We perform multiple sets of measurements at as much of the pipe as is within reach and identify severely low thickness values of near 0.065 in. from its original 0.134 in. dimension.  This 0.065 in. dimension is far lower than the 0.280 in. wall thickness specification for new schedule 40 steel pipe by almost 75%.

Given this finding, we then return to an area at the roof where the risers begin and have the wall opened to gain access.  While the roof level pipe is all A53 seamless schedule 40 as per design specifications, it transitions to thin wall schedule 10 fire sprinkler pipe immediately upon entering the riser chase.  A second area of the riser is opened above the basement pump room ceiling where another finding of thin wall schedule 10 fire pipe is made.  Although all exposed pump related pipe is schedule 40, it is transitioned to thin wall schedule 10 fire sprinkler pipe as soon as it becomes hidden from sight.  Although later argued in court that it was a simple stock ordering error, this pipe substitution to thinner and cheaper pipe cannot be viewed in any way other than being a deliberate effort to save on the cost of heavier schedule 40 pipe.

With such low thickness values present now at the main 6 in. risers as well as at the 2-1/2 in. distribution piping, CorrView recommends against any form of chemical cleaning.  Almost two years of severe corrosion against thin wall fire sprinkler pipe now demands full pipe replacement.  We warn that there is nothing that the new chemical treatment company can do to save the building without incurring great liability.

  • Conclusion

Our final report is submitted to the building engineer within 2 weeks.  Given the importance of our findings, CorrView International, LLC meets with the property management team on-site to review our results.
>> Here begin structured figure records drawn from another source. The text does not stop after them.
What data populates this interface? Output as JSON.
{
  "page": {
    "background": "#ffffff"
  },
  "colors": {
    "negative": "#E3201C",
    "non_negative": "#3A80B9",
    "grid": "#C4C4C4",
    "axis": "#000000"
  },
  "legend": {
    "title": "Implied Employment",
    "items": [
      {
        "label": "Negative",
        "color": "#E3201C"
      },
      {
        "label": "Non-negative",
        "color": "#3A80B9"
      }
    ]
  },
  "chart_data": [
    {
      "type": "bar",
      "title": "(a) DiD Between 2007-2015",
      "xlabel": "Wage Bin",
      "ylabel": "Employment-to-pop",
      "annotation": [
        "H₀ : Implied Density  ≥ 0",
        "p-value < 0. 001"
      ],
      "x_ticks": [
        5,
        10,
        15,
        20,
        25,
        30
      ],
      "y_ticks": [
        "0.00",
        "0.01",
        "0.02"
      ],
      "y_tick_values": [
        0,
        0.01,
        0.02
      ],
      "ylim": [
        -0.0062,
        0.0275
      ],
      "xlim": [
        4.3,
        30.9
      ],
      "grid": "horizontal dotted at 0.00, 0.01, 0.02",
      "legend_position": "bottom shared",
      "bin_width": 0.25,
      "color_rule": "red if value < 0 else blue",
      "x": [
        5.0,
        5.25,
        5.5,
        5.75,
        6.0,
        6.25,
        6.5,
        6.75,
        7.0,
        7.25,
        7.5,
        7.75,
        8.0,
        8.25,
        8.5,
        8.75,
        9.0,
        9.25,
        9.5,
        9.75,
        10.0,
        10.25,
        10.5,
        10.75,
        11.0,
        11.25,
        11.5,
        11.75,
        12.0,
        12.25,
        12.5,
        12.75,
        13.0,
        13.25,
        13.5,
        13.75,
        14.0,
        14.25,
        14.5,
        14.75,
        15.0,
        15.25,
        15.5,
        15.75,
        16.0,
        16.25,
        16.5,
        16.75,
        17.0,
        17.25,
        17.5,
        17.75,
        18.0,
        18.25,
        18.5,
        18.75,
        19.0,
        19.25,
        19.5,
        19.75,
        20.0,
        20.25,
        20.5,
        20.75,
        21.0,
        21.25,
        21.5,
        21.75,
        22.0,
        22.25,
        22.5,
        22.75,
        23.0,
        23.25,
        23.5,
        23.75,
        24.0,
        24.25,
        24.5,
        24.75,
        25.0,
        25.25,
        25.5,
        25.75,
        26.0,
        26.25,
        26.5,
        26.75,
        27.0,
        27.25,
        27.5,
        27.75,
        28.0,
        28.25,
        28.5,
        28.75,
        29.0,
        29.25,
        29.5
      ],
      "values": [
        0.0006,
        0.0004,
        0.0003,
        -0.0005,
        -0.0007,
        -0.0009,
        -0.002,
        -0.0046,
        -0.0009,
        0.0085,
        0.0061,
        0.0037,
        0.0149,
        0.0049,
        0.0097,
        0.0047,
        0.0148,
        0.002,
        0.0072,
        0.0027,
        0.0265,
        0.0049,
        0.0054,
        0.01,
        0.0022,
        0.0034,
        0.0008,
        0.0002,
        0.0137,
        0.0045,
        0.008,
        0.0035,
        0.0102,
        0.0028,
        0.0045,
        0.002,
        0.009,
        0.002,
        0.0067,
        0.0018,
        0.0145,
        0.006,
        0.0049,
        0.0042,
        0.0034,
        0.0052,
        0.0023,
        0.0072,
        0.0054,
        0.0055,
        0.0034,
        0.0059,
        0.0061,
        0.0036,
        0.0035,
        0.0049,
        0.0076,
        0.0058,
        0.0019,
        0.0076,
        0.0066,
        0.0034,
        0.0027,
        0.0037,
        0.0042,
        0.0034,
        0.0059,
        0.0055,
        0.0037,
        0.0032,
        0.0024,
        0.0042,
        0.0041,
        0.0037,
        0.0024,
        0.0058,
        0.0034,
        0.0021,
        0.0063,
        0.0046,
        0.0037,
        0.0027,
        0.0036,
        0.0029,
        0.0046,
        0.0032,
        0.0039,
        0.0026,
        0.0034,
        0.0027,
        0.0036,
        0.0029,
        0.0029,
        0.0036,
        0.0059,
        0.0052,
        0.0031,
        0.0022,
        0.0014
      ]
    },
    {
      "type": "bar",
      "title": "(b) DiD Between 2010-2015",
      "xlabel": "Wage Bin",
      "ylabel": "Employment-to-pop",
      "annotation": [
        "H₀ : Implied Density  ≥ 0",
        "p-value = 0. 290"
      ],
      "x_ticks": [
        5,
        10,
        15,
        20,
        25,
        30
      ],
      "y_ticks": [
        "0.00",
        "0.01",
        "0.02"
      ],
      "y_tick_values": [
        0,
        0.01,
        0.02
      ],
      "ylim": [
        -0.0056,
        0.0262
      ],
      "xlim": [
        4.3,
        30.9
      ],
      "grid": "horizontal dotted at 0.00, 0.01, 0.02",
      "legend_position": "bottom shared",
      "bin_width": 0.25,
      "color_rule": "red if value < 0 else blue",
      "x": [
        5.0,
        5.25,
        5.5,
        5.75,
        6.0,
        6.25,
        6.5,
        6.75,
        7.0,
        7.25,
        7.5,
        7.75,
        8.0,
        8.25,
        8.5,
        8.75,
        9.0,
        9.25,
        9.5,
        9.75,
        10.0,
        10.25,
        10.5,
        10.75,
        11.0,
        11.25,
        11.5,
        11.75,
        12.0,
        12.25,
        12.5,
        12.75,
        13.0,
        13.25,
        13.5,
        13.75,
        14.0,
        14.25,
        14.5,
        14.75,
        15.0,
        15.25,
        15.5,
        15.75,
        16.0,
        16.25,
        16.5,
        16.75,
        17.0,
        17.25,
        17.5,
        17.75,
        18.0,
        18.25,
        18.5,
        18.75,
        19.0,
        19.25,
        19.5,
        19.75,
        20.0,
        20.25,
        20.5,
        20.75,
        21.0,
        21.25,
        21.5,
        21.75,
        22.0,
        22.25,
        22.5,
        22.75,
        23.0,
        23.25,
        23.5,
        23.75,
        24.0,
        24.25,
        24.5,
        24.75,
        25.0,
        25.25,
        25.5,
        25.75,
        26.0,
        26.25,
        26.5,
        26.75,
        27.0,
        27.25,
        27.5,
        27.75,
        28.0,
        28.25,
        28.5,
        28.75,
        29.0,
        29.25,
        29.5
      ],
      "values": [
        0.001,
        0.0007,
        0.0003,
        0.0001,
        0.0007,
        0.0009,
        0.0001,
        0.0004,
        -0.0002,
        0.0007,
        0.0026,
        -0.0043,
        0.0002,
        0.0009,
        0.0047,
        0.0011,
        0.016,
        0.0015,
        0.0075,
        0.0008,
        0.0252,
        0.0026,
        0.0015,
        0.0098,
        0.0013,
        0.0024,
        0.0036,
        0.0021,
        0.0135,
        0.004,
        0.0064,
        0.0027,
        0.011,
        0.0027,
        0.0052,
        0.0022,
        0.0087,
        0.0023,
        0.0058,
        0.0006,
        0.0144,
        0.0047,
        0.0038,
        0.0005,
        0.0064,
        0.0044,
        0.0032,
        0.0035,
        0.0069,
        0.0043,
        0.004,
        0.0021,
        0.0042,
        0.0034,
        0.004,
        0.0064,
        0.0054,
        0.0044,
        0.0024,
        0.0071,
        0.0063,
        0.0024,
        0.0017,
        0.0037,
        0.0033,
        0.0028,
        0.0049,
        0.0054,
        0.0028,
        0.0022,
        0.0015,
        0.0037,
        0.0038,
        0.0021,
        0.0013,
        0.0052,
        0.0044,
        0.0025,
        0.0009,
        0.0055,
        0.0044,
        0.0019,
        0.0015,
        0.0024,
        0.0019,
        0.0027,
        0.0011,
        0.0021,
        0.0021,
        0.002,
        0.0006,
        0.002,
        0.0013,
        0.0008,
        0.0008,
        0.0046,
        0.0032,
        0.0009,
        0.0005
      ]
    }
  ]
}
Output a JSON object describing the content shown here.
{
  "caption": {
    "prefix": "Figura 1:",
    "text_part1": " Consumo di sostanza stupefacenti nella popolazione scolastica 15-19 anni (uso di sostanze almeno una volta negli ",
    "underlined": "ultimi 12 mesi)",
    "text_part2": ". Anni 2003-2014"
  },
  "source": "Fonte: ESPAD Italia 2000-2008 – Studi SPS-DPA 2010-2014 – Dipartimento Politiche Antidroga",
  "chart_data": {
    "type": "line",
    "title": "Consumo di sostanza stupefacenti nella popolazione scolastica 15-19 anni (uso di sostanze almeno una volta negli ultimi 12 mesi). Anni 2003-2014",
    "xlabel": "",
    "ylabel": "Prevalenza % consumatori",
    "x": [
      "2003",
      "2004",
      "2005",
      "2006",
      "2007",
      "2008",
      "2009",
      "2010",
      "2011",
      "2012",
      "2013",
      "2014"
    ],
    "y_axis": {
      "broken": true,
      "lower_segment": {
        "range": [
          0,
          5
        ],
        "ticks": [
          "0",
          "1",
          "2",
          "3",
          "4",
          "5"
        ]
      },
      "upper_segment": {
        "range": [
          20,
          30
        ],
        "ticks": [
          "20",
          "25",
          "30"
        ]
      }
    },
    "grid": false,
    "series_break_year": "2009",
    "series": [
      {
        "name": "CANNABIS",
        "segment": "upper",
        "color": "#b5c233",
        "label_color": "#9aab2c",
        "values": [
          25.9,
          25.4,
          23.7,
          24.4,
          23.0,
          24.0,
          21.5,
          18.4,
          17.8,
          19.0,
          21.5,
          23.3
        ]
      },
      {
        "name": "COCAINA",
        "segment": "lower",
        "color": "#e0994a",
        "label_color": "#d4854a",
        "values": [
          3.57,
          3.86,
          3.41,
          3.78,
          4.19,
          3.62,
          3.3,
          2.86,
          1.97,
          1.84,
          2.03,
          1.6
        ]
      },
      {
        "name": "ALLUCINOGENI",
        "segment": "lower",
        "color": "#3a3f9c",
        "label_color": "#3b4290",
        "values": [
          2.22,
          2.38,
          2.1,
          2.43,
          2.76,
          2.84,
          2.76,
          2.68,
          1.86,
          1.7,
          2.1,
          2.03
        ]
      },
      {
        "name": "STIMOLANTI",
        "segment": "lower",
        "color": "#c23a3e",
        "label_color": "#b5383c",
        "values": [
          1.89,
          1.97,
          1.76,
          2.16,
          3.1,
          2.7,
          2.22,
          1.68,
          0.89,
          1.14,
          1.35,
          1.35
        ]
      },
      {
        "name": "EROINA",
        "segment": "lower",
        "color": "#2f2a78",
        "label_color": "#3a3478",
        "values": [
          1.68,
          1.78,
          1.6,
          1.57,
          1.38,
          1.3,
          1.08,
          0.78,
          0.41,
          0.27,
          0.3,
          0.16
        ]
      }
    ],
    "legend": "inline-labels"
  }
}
Within 60 minutes of delivering the report, a catastrophic failure of the 6 in. main supply riser occurs at an incomplete weld seam at the schedule 10 riser pipe which has been much further weakened due to the severe corrosion.  The failure occurs to another floor than was previously tested.  Water floods through multiple condo units, with building engineering having to smash open the tenant walls of multi million dollar residences – first in order to find the failure, and then to apply an emergency repair clamp.  Having occurred in late June during a long week of high temperatures, the entire building loses all air condition for about one day and suffers massive water damage..

The entire condenser water piping system is soon replaced.  Multiple lawsuits result.